ABBOTSFORD — It’s the highest sign of opposition respect to have your offensive game so greatly feared that you wind up facing one junk defence after another.
And in a manner of speaking as we arrive at the stretch drive of her senior season, it’s the most clear and direct way in which the rest of the province can tell Marin Lenz that she is the 2019-20 B.C. girls high school Player of the Year.
Whether she’s taller for not than her listed height of 5-foot-6, the Abbotsford Panthers’ all-everything guard has proven to be the most unstoppable version of herself yet over a Grade 12 campaign in which she has both embraced the acts of high-volume scoring and veteran mentorship en route to leading her team into tomorrow’s B.C. Triple-A championship tournament with a No. 1 seed.
Abbotsford, No,. 1-ranked in the final Triple-A poll of the season, gets things going bright and early Wednesday when it hosts the No. 16-seeded Magee Lions of Vancouver in an 8:45 a.m. tilt at the LEC’s Centre Court complex. Underdog Magee is making its first B.C. tourney appearance in over 20 years.
Watch her and it’s easy to see that there is an old-school edge to her basketball persona, one defined by the game’s team aspects and undoubtedly influenced by her head coach and dad Prentice Lenz, who wrapped up his own high school playing career some 31 years ago at neighbouring MEI.
“I haven’t seen that number before,” Marin Lenz exclaims when asked about her 32 points-per-game scoring average, delivering that response in a manner which seems to indicate that such gaudy numbers are just better left unspoken.
“When I step on the court all I am thinking of is bringing energy and working hard,” continues Lenz, who also averages nine rebounds, eight assists and five steals per game. “When I do that, the rest of it kind of just comes.”
That’s the essence of her offensive game.
It’s borne out of the wellspring of her inner competitive will, and thus the brushstrokes which full her offensive canvas are anything but paint-by-numbers.
Instead, it’s simply an organic response as opposition defences tip their figurative cap and throw all manner of junk in her path.
In fact, quite comically, if you step into a Panthers’ practice, the best moments happen when one half of the Abby squad goes all rogue on Lenz, doing everything in their power to halt her powers of improvisatory creativity.
“We actually practice that stuff, double-teamming her and making her come up with different ways to score,” says Panthers’ veteran lead assistant coach Elmore Abraham.
“We put the box-and-one her, we triangle-and-two her, and we just try to see if we can catch her, but that is when she is able to improvise within the game.”
Reegan Ashton with additional help from Chelsea Dulku, and Marin’s younger sister, star Grade 9 Malia Lenz, comprise the usual trio of defensive stoppers assigned to disrupt her.
“There is so much competitiveness there, sometimes they do stop her,” Abraham continues. “But it gets heated, and there’s arguments and sometimes we have to come in and cool it down.”
More vocal and demonstrative on the court than her older sister Siena, currently a starting sophomore at NCAA Div. 2 West Texas A&M, she is nonetheless cut from the same competitive stone.
She can loop and scoop the ball through the basket in tight spaces in the half court, and she is able to knock down all manner of jump shots as well.
Yet ask Abraham about the most defined tool in her cache of many, and it’s the most basic one there is.
“Her speed is so elusive,” the coach says. “When she has the ball in her hand, no one can guard her.
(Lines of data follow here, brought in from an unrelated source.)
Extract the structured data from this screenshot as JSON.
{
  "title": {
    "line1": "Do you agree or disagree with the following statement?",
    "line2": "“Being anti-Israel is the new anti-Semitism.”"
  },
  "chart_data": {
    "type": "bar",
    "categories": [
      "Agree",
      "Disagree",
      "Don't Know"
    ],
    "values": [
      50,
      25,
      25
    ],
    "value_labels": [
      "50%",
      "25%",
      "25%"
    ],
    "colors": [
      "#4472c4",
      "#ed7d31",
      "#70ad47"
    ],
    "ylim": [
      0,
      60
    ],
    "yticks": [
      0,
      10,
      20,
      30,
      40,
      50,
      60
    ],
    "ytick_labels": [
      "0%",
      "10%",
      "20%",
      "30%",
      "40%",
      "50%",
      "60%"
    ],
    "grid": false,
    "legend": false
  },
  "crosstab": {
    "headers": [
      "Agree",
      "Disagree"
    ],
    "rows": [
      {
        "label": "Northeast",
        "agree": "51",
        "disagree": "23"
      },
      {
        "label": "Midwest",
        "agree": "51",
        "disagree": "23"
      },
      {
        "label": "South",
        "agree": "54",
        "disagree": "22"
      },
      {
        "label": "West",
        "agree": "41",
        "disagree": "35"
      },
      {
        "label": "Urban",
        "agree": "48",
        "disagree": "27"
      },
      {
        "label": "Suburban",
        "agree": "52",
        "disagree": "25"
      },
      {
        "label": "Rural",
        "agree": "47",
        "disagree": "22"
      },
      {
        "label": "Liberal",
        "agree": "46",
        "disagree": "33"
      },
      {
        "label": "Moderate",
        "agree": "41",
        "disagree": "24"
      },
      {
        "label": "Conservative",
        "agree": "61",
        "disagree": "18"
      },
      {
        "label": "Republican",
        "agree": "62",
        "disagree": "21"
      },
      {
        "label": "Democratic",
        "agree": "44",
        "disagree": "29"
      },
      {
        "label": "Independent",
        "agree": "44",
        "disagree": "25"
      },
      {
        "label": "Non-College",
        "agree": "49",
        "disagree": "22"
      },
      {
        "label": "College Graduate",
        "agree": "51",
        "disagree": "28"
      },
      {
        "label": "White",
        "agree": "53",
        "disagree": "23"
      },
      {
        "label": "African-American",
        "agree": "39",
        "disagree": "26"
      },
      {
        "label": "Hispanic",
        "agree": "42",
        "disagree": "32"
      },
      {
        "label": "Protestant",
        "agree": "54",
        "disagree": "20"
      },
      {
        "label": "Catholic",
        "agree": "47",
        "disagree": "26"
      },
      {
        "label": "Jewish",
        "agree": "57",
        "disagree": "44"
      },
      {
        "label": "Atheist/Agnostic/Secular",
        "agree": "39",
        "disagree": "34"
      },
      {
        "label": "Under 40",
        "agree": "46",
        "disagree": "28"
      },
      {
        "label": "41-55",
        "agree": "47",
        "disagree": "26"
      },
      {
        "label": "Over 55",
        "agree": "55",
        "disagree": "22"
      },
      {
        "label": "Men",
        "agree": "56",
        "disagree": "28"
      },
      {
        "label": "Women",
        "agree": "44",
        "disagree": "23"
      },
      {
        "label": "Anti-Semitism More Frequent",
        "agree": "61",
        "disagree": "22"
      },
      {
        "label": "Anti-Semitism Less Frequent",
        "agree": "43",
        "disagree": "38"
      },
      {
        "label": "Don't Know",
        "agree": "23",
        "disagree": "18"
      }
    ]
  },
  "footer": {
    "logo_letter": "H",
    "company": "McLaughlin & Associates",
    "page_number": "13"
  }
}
Her feet are so fast that she flies right by you with that first step. She doesn’t miss shots, but it’s that speed that puts her above the rest.”
And it’s that speed which makes her an equally dangerous defensive player.
“The thing that she does which no one really talks about is the way she steals the ball,” Abraham says of Lenz’s uncanny anticipation to disrupt an opposition ball-handler’s dribbling rhythm and then use that speed to turn a theft into an easy fast-break bucket.
“She always covers the other team’s top point guard, and she steals it left and right, Id’ say about six times a game.”
All of that puts Marin Lenz, who still hasn’t decided where she will begin her university career next season, in a pretty special place.
But again, she never gets to a place where she becomes full of herself, so any questions about her talent are ultimately deflected to reflect how it can help impact her teammates.
“This year I feel more of a leader so I want to make sure my team keeps working hard,” says Lenz, who has played on the senior varsity her entire high school career. “I want to make sure we have energy in practice and games, but we’re also so competitive that I also want to make sure that we have lots of fun.”
Put it all together, and Abraham, who has coached both football and basketball for decades, admits the 2019-20 Player of the Year sits in some pretty rare company.
“Don’t forget I coached Chase,” he reminds of Notre Dame’s NFL-bound receiver Chase Claypool, who was also an incredible basketball player.
“But if you say inch-for-inch” he prefaces with a pause. “Inch-for-inch I would say she is best player I have coached. It’s not all about offence. I am a defensive coach. I love defence. And she is the best defensive player I have ever coached.”